Contexte et chiffres clés
Les dernières statistiques publiées par le Bureau central des statistiques (CBS) montrent que les prix de l'immobilier en Israël ont diminué de 1 % entre la période bimestrielle précédente et avril‑mai 2026, soit la plus forte baisse mensuelle observée depuis huit ans. Sur un an, la chute atteint 2 %, une trajectoire rarement constatée ces dix dernières années où la hausse dominante avait prévalu.
Les facteurs du recul
Plusieurs déterminants expliquent ce ralentissement. D'abord, l'effet combiné d'une situation géopolitique lourde : le marché a été fragilisé par la guerre déclenchée après l'attaque du 7 octobre 2023 et par le conflit étendu lancé le 28 février 2026 contre l'Iran, éléments qui pèsent sur la confiance des acheteurs domestiques et étrangers.
Ensuite, la conjoncture financière : des taux d'intérêt élevés réduisent le recours au crédit et allongent les mensualités, ce qui rend des projets d'achat moins accessibles. Parallèlement, le pays fait face à un stock record de logements neufs invendus, accentuant la pression à la baisse sur les prix.
Enfin, la vigueur de la monnaie nationale a un impact tangible sur la demande étrangère : le shekel s'échange autour de 3,01 par dollar, s'étant apprécié de quelque 10 % en un an et ayant connu des variations de plus de 20 % sur seize mois.
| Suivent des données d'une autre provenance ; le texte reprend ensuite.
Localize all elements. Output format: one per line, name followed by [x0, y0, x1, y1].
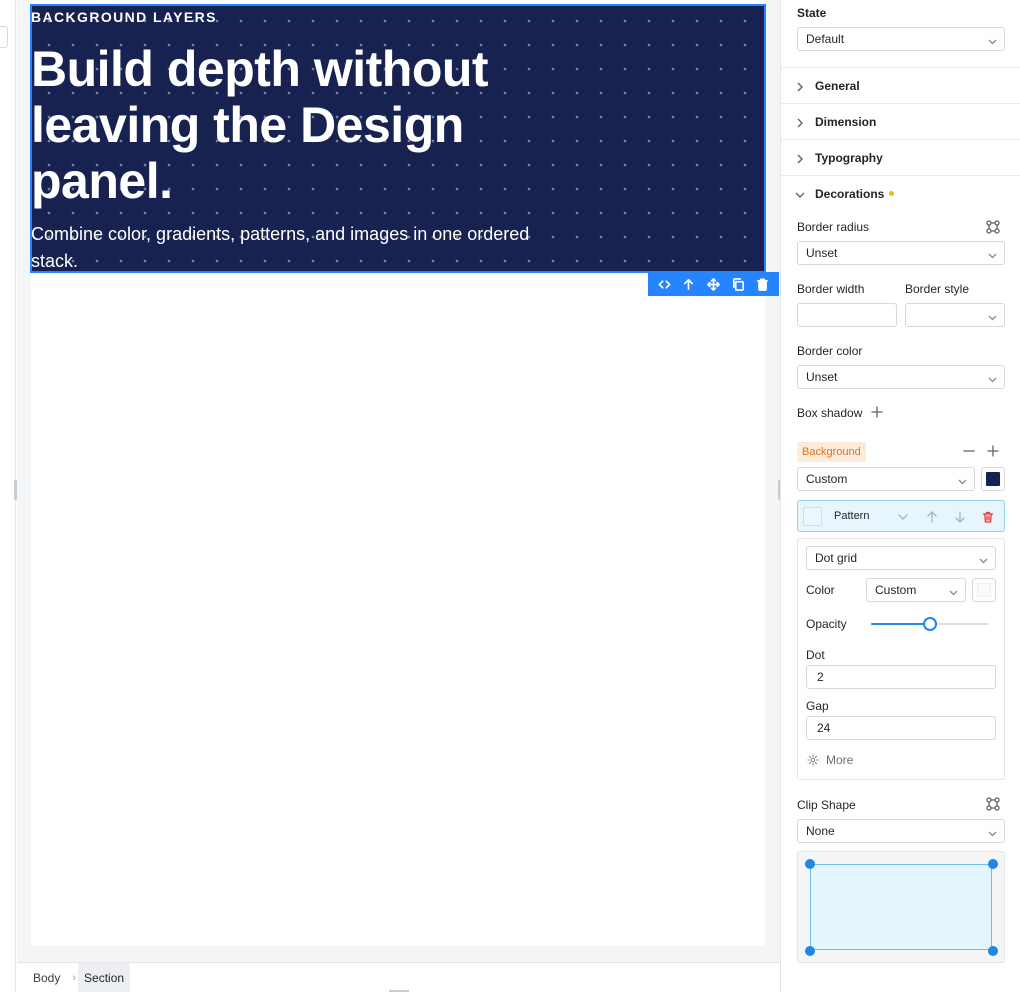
- clip-shape-preview: [797, 851, 1005, 963]
- breadcrumb-section[interactable]: Section: [78, 963, 131, 992]
- element-toolbar: [648, 272, 779, 296]
- section-decorations-label: Decorations: [815, 186, 885, 201]
- border-style-select[interactable]: [905, 303, 1005, 327]
- pattern-type-select[interactable]: Dot grid: [806, 546, 996, 570]
- opacity-label: Opacity: [806, 617, 847, 631]
- duplicate-icon[interactable]: [729, 275, 747, 293]
- chevron-down-icon: [979, 554, 988, 564]
- pattern-type-value: Dot grid: [815, 551, 858, 565]
- arrow-up-icon[interactable]: [680, 275, 698, 293]
- section-dimension[interactable]: Dimension: [781, 103, 1020, 139]
- clip-shape-rect[interactable]: [810, 864, 992, 950]
- chevron-right-icon: [795, 117, 805, 127]
- box-shadow-label: Box shadow: [797, 406, 863, 420]
- design-panel: State Default General Dimension Typograp…: [780, 0, 1020, 992]
- remove-background-icon[interactable]: [962, 444, 976, 458]
- opacity-slider-knob[interactable]: [923, 617, 937, 631]
- clip-handle-top-right[interactable]: [988, 859, 998, 869]
- background-mode-value: Custom: [806, 472, 848, 486]
- breadcrumb-body[interactable]: Body: [17, 963, 70, 992]
- clip-handle-top-left[interactable]: [805, 859, 815, 869]
- state-select[interactable]: Default: [797, 27, 1005, 51]
- chevron-down-icon: [949, 586, 958, 596]
- background-mode-select[interactable]: Custom: [797, 467, 975, 491]
- layer-name: Pattern: [834, 510, 870, 522]
- state-value: Default: [806, 32, 845, 46]
- pattern-color-select[interactable]: Custom: [866, 578, 966, 602]
- clip-shape-select[interactable]: None: [797, 819, 1005, 843]
- modified-dot-badge: [889, 191, 895, 196]
- clip-handle-bottom-right[interactable]: [988, 946, 998, 956]
- move-icon[interactable]: [704, 275, 722, 293]
- section-general-label: General: [815, 78, 860, 93]
- add-box-shadow-icon[interactable]: [870, 405, 884, 419]
- gap-size-input[interactable]: 24: [806, 716, 996, 740]
- chevron-down-icon: [988, 311, 997, 321]
- chevron-down-icon: [988, 35, 997, 45]
- background-layer-pattern[interactable]: Pattern: [797, 500, 1005, 532]
- border-color-label: Border color: [797, 344, 863, 358]
- section-decorations[interactable]: Decorations: [781, 175, 1020, 211]
- gear-icon: [807, 753, 819, 766]
- chevron-down-icon: [988, 373, 997, 383]
- chevron-down-icon: [988, 249, 997, 259]
- hero-title: Build depth without leaving the Design p…: [31, 41, 489, 209]
- border-radius-label: Border radius: [797, 220, 870, 234]
- hero-eyebrow: BACKGROUND LAYERS: [31, 9, 217, 25]
- pattern-color-value: Custom: [875, 583, 917, 597]
- section-dimension-label: Dimension: [815, 114, 877, 129]
- section-typography-label: Typography: [815, 150, 883, 165]
- chevron-right-icon: [795, 153, 805, 163]
- border-color-value: Unset: [806, 370, 838, 384]
- gap-label: Gap: [806, 699, 829, 713]
- design-canvas: BACKGROUND LAYERS Build depth without le…: [17, 0, 780, 962]
- border-radius-value: Unset: [806, 246, 838, 260]
- add-background-layer-icon[interactable]: [986, 444, 1000, 458]
- corners-link-icon[interactable]: [986, 797, 1000, 811]
- pattern-settings: [797, 538, 1005, 780]
- delete-layer-icon[interactable]: [982, 510, 994, 523]
- breadcrumb-separator-icon: ›: [72, 971, 77, 984]
- trash-icon[interactable]: [754, 275, 772, 293]
- canvas-page: BACKGROUND LAYERS Build depth without le…: [30, 0, 779, 946]
- clip-handle-bottom-left[interactable]: [805, 946, 815, 956]
- code-icon[interactable]: [655, 275, 673, 293]
- border-color-select[interactable]: Unset: [797, 365, 1005, 389]
- section-general[interactable]: General: [781, 67, 1020, 103]
- move-layer-up-icon[interactable]: [926, 510, 938, 523]
- pattern-color-swatch[interactable]: [972, 578, 996, 602]
- border-style-label: Border style: [905, 282, 970, 296]
- background-color-fill: [986, 472, 1000, 486]
- state-label: State: [797, 6, 827, 20]
- chevron-down-icon: [988, 827, 997, 837]
- clip-shape-value: None: [806, 824, 835, 838]
- hero-section[interactable]: BACKGROUND LAYERS Build depth without le…: [30, 4, 766, 273]
- pattern-color-label: Color: [806, 583, 835, 597]
- dot-size-input[interactable]: 2: [806, 665, 996, 689]
- chevron-down-icon: [958, 475, 967, 485]
- corners-link-icon[interactable]: [986, 220, 1000, 234]
- chevron-right-icon: [795, 81, 805, 91]
- pattern-color-fill: [977, 583, 991, 597]
- border-radius-select[interactable]: Unset: [797, 241, 1005, 265]
- border-width-input[interactable]: [797, 303, 897, 327]
- chevron-down-icon[interactable]: [897, 510, 909, 522]
- border-width-label: Border width: [797, 282, 865, 296]
- hero-subtitle: Combine color, gradients, patterns, and …: [31, 224, 530, 271]
- background-color-swatch[interactable]: [981, 467, 1005, 491]
- layer-thumbnail: [803, 507, 822, 526]
- section-typography[interactable]: Typography: [781, 139, 1020, 175]
- breadcrumb: Body › Section: [17, 962, 780, 992]
- move-layer-down-icon[interactable]: [954, 510, 966, 523]
- opacity-slider-fill: [871, 623, 930, 625]
- more-options-link[interactable]: More: [826, 753, 853, 767]
- chevron-down-icon: [795, 189, 805, 199]
- left-panel-input-stub[interactable]: [0, 26, 8, 48]
- opacity-slider[interactable]: [871, 617, 989, 631]
- clip-shape-label: Clip Shape: [797, 798, 856, 812]
- dot-label: Dot: [806, 648, 825, 662]
- background-label: Background: [797, 442, 866, 462]
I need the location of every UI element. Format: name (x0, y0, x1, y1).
Pour des acheteurs payant en devises étrangères, cette appréciation réduit le pouvoir d'achat et peut augmenter le coût réel d'un logement de plusieurs centaines de milliers de shekels.
Variations régionales
Le recul n'est pas homogène : certaines zones ont enregistré des baisses plus nettes, tandis que d'autres sont restées stables voire en légère hausse comparativement à l'an passé. Voici la répartition pour avril‑mai :
| Région | Variation (période bimestrielle) | Variation (sur un an) |
|---|---|---|
| Tel Aviv | -2 % | -2,5 % |
| Jérusalem | -1,8 % | +0,3 % |
| Sud | -1 % | -0,5 % |
| Haïfa | -0,5 % | -2,6 % |
| Nord | -0,3 % | +1,4 % |
| Région Centre | Stable | -3,2 % |
Conséquences pour les acteurs du marché
- Acheteurs locaux : la combinaison de taux élevés et d'incertitudes géopolitiques incite à la prudence ; les projets financés par emprunt voient leur quotient familial fragilisé.
- Acheteurs étrangers : la force du shekel réduit l'attractivité des acquisitions payées en dollars, euros ou livres, et peut freiner des investissements de relocalisation ou de résidence secondaire.
- Promoteurs : la présence d'un parc important de logements neufs invendus crée des tensions sur les prix et impose des ajustements commerciaux (promotions, reports de livraison, requalification des programmes).
Perspective
La lecture à court terme reste dépendante de l'évolution de la situation sécuritaire et des trajectoires monétaires et de taux. Si la conjoncture se stabilise, une reprise progressive de la demande n'est pas exclue ; en revanche, la persistance d'éléments défavorables pourrait prolonger la correction observée depuis neuf des douze derniers mois.
En mensualités et mètres carrés : pour un acheteur étranger, la combinaison d'un shekel fort et de prix unitaires toujours élevés signifie qu'un logement peut coûter, en devises étrangères, sensiblement plus qu'il y a un an — une donnée capitale pour calibrer un projet immobilier sur place.